Abstracts

Partial Status Epilepticus in Benign Rolandic Epilepsy: Clinical Accompaniment with Focal [dsquote]Interictal Discharges[dsquote].

Abstract number : 1.149
Submission category :
Year : 2001
Submission ID : 1198
Source : www.aesnet.org
Presentation date : 12/1/2001 12:00:00 AM
Published date : Dec 1, 2001, 06:00 AM

Authors :
D.L. Gregory, Neurophysiology, BC Children[ssquote]s Hosp., Vancouver, BC, Canada; K. Farrell, MB BS, FRCP, Paediatrics, UBC/BC Children[ssquote]s Hosp, Vancouver, BC, Canada; P.K.H. Wong, MD, FRCP, Paediatrics/EEG, UBC/BC Children[ssquote]s Hosp, Vancouv

RATIONALE: Opercular status, a form of partial status epilepticus characterized by dysarthria, drooling, eyelid twitching and head nods, has been reported in 4 children with benign Rolandic epilepsy of childhood (BREC). We describe 2 children with opercular status epilepticus and BREC, and suggest a possible mechanism for this rare disorder.
METHODS: The children, aged 4 & 6 years, each had a previous history of typical benign Rolandic seizures and EEG interictal discharges compatible with the diagnosis of BREC. Both children had a history of independent left and right partial motor seizures. In addition, there was a history of prolonged episodes of persistent drooling, dysarthria, eyelid twitching or poor head control. We studied these episodes in both patients using video/EEG.
RESULTS: The EEG done during the episodes demonstrated very frequent centrotemporal spike discharges with a typical temporal-frontal dipole field. The semiology associated with the discharges comprised synchronous clonic movements of the periorbital muscles, drooling and/or brief loss of head control with speech arrest. In the one patient tested, inhibition of the discharges and clinical manifestations accompanied motor activity or sensory stimulation around the mouth and intravenous diazepam.
CONCLUSIONS: Although the typical spike dipole often occurs independently on either hemisphere, a history of independent right and left benign Rolandic seizures is uncommon.
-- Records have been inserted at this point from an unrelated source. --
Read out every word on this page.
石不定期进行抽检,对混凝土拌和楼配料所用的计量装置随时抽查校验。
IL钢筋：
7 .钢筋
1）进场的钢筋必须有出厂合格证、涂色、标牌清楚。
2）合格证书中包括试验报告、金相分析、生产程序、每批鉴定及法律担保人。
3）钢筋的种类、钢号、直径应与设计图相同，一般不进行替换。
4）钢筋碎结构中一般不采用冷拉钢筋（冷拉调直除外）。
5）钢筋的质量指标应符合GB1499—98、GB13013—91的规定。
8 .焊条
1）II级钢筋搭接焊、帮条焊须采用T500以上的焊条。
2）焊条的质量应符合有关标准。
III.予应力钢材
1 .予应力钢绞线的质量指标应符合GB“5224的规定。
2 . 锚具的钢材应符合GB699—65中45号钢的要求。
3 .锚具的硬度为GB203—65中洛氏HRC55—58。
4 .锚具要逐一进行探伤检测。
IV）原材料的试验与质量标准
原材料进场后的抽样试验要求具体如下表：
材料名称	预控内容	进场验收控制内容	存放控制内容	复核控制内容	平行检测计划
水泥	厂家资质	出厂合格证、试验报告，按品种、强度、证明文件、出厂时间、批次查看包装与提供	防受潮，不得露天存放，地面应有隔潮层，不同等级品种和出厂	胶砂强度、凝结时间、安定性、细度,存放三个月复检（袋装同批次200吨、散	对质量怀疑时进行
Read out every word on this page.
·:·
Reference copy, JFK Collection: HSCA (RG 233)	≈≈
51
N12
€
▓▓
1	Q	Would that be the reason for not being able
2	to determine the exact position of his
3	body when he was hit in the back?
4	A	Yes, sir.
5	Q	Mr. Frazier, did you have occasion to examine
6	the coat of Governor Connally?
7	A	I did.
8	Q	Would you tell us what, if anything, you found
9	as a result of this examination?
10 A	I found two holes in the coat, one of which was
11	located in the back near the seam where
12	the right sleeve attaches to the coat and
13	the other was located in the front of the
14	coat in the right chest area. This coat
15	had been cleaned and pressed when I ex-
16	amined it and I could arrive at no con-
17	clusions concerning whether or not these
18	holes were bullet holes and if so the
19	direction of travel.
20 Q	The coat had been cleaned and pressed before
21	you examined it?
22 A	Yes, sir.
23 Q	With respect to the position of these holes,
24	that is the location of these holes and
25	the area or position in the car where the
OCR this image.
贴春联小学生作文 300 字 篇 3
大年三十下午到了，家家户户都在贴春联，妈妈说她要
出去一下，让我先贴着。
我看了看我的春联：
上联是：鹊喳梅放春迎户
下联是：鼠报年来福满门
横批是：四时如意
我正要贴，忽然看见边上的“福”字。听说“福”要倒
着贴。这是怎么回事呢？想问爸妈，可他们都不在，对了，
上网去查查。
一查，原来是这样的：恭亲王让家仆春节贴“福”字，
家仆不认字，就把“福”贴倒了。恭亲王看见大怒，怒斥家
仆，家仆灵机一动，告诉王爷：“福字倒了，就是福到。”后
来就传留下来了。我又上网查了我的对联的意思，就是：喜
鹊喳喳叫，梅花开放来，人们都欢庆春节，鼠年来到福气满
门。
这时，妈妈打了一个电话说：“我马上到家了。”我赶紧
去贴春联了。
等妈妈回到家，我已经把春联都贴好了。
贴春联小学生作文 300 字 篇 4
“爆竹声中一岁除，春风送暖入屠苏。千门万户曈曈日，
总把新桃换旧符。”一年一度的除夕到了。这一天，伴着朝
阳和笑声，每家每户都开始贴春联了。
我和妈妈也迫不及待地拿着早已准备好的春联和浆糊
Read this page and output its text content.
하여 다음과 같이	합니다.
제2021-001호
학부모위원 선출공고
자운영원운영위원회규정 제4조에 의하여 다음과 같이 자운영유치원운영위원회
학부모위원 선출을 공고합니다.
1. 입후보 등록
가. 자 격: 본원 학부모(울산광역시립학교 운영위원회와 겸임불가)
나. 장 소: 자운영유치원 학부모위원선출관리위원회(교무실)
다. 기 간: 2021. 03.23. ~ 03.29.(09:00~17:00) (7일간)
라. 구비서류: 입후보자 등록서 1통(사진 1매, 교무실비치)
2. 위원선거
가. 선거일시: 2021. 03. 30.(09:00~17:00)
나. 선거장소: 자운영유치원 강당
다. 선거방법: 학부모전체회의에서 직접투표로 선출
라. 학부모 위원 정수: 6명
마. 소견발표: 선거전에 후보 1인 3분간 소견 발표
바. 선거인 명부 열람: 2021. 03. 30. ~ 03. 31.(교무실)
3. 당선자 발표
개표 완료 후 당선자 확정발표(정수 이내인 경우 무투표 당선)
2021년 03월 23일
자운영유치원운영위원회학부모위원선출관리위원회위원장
This occurrence in both of our patients suggests that the predisposition to independent right and left Rolandic seizures may play a role in the mechanism of opercular status. This would be analagous to the the anterior operculum syndrome in adults with cerebrovascular disease, where the clinical symptoms are not seen after a first stroke but only when there is a further stroke involving the contralateral hemisphere.
Prolonged episodes of dysarthria, drooling, eyelid twitching and head nods are clinical features of a rare seizure type in BREC. The occurence of independent right and left typical Rolandic seizures in our two children suggests that bilateral Rolandic dysfunction may play a role in the pathophysiology of this form of status epilepticus.